In honor of the first wedding held in the chapel, Holloway had the forethought to put Bibles in the foundation under front and back thresholds, pillars and footers with an inscription saying that the first wedding took place on Apr. 22, 2006 before he started building the chapel.

“So, had we not finished, I would have had a hard time explaining why those Bibles were written in that the wedding had taken place on Apr. 22, 2006 in that building,” he said. “We believed that we would get it done and we did get it done. But, it was amazing and it was a miracle. There is no way humanly possible that anybody could have gotten it done in 24 days.

“I show it to other builders and they ask how long it would have normally taken to build and I say six months and they ask how much would it have cost and I say three times what we spent on it. It was truly a miracle. But, it is the cornerstone of our faith and the cornerstone of the community.”

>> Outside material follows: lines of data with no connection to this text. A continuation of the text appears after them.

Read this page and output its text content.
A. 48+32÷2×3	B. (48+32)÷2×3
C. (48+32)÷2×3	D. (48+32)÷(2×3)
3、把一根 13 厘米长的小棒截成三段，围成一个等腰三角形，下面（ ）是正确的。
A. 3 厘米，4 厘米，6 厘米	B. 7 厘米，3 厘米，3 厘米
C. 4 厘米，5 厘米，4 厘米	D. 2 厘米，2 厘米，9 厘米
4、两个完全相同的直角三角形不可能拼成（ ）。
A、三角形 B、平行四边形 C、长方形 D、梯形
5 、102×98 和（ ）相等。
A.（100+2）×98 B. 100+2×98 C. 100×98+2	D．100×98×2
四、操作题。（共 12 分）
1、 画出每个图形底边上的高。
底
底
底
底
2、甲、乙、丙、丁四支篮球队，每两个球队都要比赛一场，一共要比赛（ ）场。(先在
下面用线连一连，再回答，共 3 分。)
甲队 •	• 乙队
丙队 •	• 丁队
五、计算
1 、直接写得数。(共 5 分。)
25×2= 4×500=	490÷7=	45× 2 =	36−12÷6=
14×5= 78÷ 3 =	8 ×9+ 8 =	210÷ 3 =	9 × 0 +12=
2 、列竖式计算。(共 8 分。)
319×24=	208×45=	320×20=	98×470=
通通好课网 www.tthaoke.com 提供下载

Grace Chapel will not hold regular services. But, once the community is up and running, Holloway would like to invite pastors, evangelists, ministers and missionaries to come for a week at a time and enjoy the facilities, rest and give testimony. The chapel will also be available for weddings to residents as well.

Holloway’s entire family is involved in the real estate/building industry.

Son Morris Ashton, who has a master’s degree in architecture and is a licensed Florida builder, designed the chapel and will be heavily involved in building the amenities and some of the houses in the community. Oldest son Strickland III lives in Georgia, but comes and helps out on the project as well.

His newly married daughter, Whitney - now Mrs. William Wasden - is a real estate broker and owner (with husband Bill) of Wasden Land Brokers and Plantation Properties and Land Investments. Holloway’s wife Pamela is the interior decorator and as he says, “She is the detail person who makes it all come together.”

Waterman’s Bluff is located in a very remote location off of Chester Road in Yulee. There are currently four families living there and it’s planned toeventually have 142 homes. Lots are from $300,000 to $950,000.